En pasadas liberaciones de políticos, militares y policías colombianos anunciadas por las FARC han pasado días y hasta varios meses hasta que se concreta la entrega y es Córdoba quien dice el día y el lugar desde donde sale en helicóptero rumbo a selvas del sur del país en busca de los liberados.

Pero el representante a la Cámara por el izquierdista partido Polo Democrático Alternativo, Iván Cepeda, también miembro de Colombianas y Colombianos por la Paz, dijo que la liberación de Langlois podría ser una operación más rápida y sencilla, sin uso de helicóptero.

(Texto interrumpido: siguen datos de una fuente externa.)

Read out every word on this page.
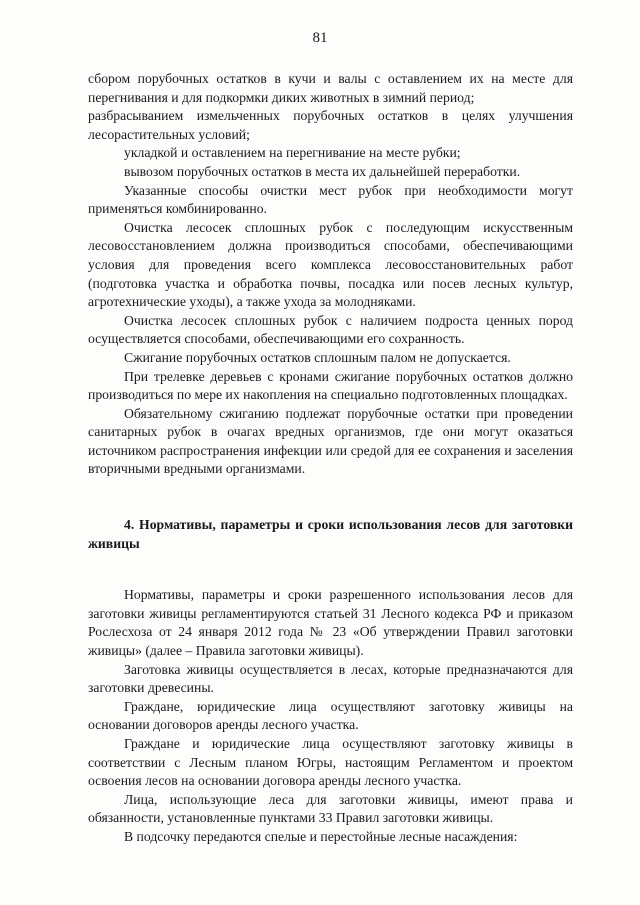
81

сбором порубочных остатков в кучи и валы с оставлением их на месте для перегнивания и для подкормки диких животных в зимний период;

разбрасыванием измельченных порубочных остатков в целях улучшения лесорастительных условий;

укладкой и оставлением на перегнивание на месте рубки;

вывозом порубочных остатков в места их дальнейшей переработки.

Указанные способы очистки мест рубок при необходимости могут применяться комбинированно.

Очистка лесосек сплошных рубок с последующим искусственным лесовосстановлением должна производиться способами, обеспечивающими условия для проведения всего комплекса лесовосстановительных работ (подготовка участка и обработка почвы, посадка или посев лесных культур, агротехнические уходы), а также ухода за молодняками.

Очистка лесосек сплошных рубок с наличием подроста ценных пород осуществляется способами, обеспечивающими его сохранность.

Сжигание порубочных остатков сплошным палом не допускается.

При трелевке деревьев с кронами сжигание порубочных остатков должно производиться по мере их накопления на специально подготовленных площадках.

Обязательному сжиганию подлежат порубочные остатки при проведении санитарных рубок в очагах вредных организмов, где они могут оказаться источником распространения инфекции или средой для ее сохранения и заселения вторичными вредными организмами.

4. Нормативы, параметры и сроки использования лесов для заготовки живицы

Нормативы, параметры и сроки разрешенного использования лесов для заготовки живицы регламентируются статьей 31 Лесного кодекса РФ и приказом Рослесхоза от 24 января 2012 года № 23 «Об утверждении Правил заготовки живицы» (далее – Правила заготовки живицы).

Заготовка живицы осуществляется в лесах, которые предназначаются для заготовки древесины.

Граждане, юридические лица осуществляют заготовку живицы на основании договоров аренды лесного участка.

Граждане и юридические лица осуществляют заготовку живицы в соответствии с Лесным планом Югры, настоящим Регламентом и проектом освоения лесов на основании договора аренды лесного участка.

Лица, использующие леса для заготовки живицы, имеют права и обязанности, установленные пунктами 33 Правил заготовки живицы.

В подсочку передаются спелые и перестойные лесные насаждения:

El caso más reciente de periodistas extranjeros secuestrados por guerrilleros se registró en enero de 2003, cuando el fotógrafo Scott Dalton y la periodista Ruth Morris, ambos estadounidenses y que hacían un reportaje para el diario Los Angeles Times, fueron retenidos en el noreste del país y estuvieron 12 días en poder del Ejército de Liberación Nacional, la segunda fuerza insurgente de Colombia.

Langlois realizaba un reportaje sobre el combate a las drogas en Colombia y acompañaba a una unidad militar y policial en labores de destrucción de laboratorios de procesamiento de cocaína, cuando el 28 de abril se produjeron combates con el Frente 15 de las FARC en una zona rural del departamento de Caquetá, al sur del país, y cayó en poder de los insurgentes de esa unidad guerrilla.

En los choques armados murieron cuatro uniformados, mientras Langlois resultó herido en su brazo izquierdo, según han narrado uniformados que estuvieron en los combates.

El 6 de mayo se conoció un comunicado rebelde atribuyéndose la retención del reportero, un colaborador independiente de la televisora France 24 y el diario Le Figaro.

Las FARC han dicho que Langlois es un prisionero de guerra porque vestía prendas militares y que por tanto la guerrilla no había violado su compromiso anunciado en febrero de cesar los secuestros extorsivos de civiles.

El Ministerio de la Defensa ha asegurado que el periodista llevaba un casco verde y un chaleco por seguridad y que se los quitó en medio de la balacera para identificarse como civil.

La Comisión de Libertad de Prensa e Información de la Sociedad Interamericana de Prensa ha explicado que resoluciones del Consejo de Seguridad de las Naciones Unidas consignan que los periodistas que realizan misiones profesionales en zonas de conflicto armado deben considerarse civiles y ser respetados y protegidos como tales.